Cela n'arrivera pas à la fois. Un modèle vieux de plusieurs décennies prévoyait qu'ils seraient tous partis d'ici 2030, mais maintenant que les chercheurs en savent plus sur le comportement des glaciers, la situation est plus compliquée, explique McKeon. Certains partiront tôt, d'autres s'attarderont, tenus au frais par le vent ou l'ombre. McKeon dit qu'il n'y aura pas une seule extinction de masse, mais la fin est proche. «Tous les glaciers sont en train de fondre et la tendance est très évidente», dit-elle. C'est une affaire de décennies, pas de siècles.

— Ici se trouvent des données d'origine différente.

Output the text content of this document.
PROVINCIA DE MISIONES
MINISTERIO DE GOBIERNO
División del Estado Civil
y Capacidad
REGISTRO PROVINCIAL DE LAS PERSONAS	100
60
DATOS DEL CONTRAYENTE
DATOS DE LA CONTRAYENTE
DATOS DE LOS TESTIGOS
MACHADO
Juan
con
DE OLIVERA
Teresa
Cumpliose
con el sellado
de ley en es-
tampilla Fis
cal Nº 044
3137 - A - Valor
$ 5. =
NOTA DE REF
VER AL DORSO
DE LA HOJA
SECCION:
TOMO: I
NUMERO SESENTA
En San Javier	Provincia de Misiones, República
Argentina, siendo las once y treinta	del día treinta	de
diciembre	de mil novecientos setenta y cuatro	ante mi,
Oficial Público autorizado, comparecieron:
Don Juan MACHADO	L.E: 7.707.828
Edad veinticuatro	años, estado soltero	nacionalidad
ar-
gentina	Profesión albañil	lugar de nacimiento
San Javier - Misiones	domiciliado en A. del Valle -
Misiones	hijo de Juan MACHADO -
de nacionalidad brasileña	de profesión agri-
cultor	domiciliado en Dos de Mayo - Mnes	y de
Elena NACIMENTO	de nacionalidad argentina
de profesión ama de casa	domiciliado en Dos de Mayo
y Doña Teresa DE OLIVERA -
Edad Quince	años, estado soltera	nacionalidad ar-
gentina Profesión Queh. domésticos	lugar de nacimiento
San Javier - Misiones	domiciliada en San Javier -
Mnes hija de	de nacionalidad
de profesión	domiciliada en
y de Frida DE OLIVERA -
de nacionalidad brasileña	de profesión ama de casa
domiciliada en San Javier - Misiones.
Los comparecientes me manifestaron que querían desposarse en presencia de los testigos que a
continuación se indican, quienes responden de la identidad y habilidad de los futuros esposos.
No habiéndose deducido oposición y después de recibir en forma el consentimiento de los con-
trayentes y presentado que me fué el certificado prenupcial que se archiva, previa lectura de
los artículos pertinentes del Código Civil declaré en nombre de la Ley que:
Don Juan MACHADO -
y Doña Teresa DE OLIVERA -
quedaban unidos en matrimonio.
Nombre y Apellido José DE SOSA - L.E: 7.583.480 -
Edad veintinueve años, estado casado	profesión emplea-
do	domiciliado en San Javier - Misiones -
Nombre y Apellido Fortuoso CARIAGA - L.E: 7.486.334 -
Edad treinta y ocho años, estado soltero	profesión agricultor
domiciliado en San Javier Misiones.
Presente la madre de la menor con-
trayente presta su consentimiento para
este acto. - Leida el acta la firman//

Il n'y a pas de bon moyen de prolonger la vie d'un glacier. Lorsque le changement climatique touche de petites cibles, par exemple un site du patrimoine culturel, les naturalistes peuvent parfois prendre des mesures pour les sauver, par exemple en cultivant des plantes pour maintenir le sol en place et protéger une zone contre les ondes de tempête. Réduire les émissions est une bonne chose, mais présente des avantages diffus et différés. Les lacunes immédiates n'ont jusqu'à présent produit que des résultats médiocres. Pendant des années, un groupe des Alpes suisses a enveloppé le glacier du Rhône dans une sorte de couette réfléchissante afin de stopper la fonte. Mais ce n’est pas un glaciologiste qui répare un problème Agence France-Presse que le Rhône recule encore de cinq centimètres par une journée ensoleillée.

Steven Mather, alors directeur du service des parcs nationaux, photographié sur le sentier Piatt, près de l'actuel Grinnell Glacier Overlook, 1920. Archives de la NPS / Domaine Public

Bien que cela n’ait pas été expressément prévu, les photos de NOROCK pourraient ne plus suffire à garder le patrimoine des glaciers. Certaines d'entre elles ont été exposées à une exposition d'art itinérante et, avec l'aide du personnel d'interprétation du Service des parcs nationaux, l'équipe de McKeon a compilé ces photos dans un programme en classe. McKeon a envoyé une série de photos jusqu'en Pennsylvanie, dans le Delaware, au Michigan et jusqu'en Floride et en Californie. Certains des enfants de la Sun Belt qui étudient les images n’auront certainement jamais vu la neige de près. Au moment où ces élèves ont des enfants, il ne reste plus de glace ancienne à Glacier pour voir.

Même quand les glaciers auront disparu, ils laisseront des fantômes. Pendant des milliers d'années, ils ont creusé des vallées, des cirques et des chaînes de lacs à travers le paysage du Montana et laissé une moraine remplie de blocs, de cailloux et de limon ramassés et déposés le long du chemin. Leurs empreintes digitales sont partout, juste dans le pays même.

Et donc, même sans les caractéristiques de son nom, «Glacier Park sera toujours là et ce sera toujours un endroit merveilleux à visiter», a déclaré McKeon. "Un parc de glaciers sans glaciers vaut toujours la peine de cocher votre liste."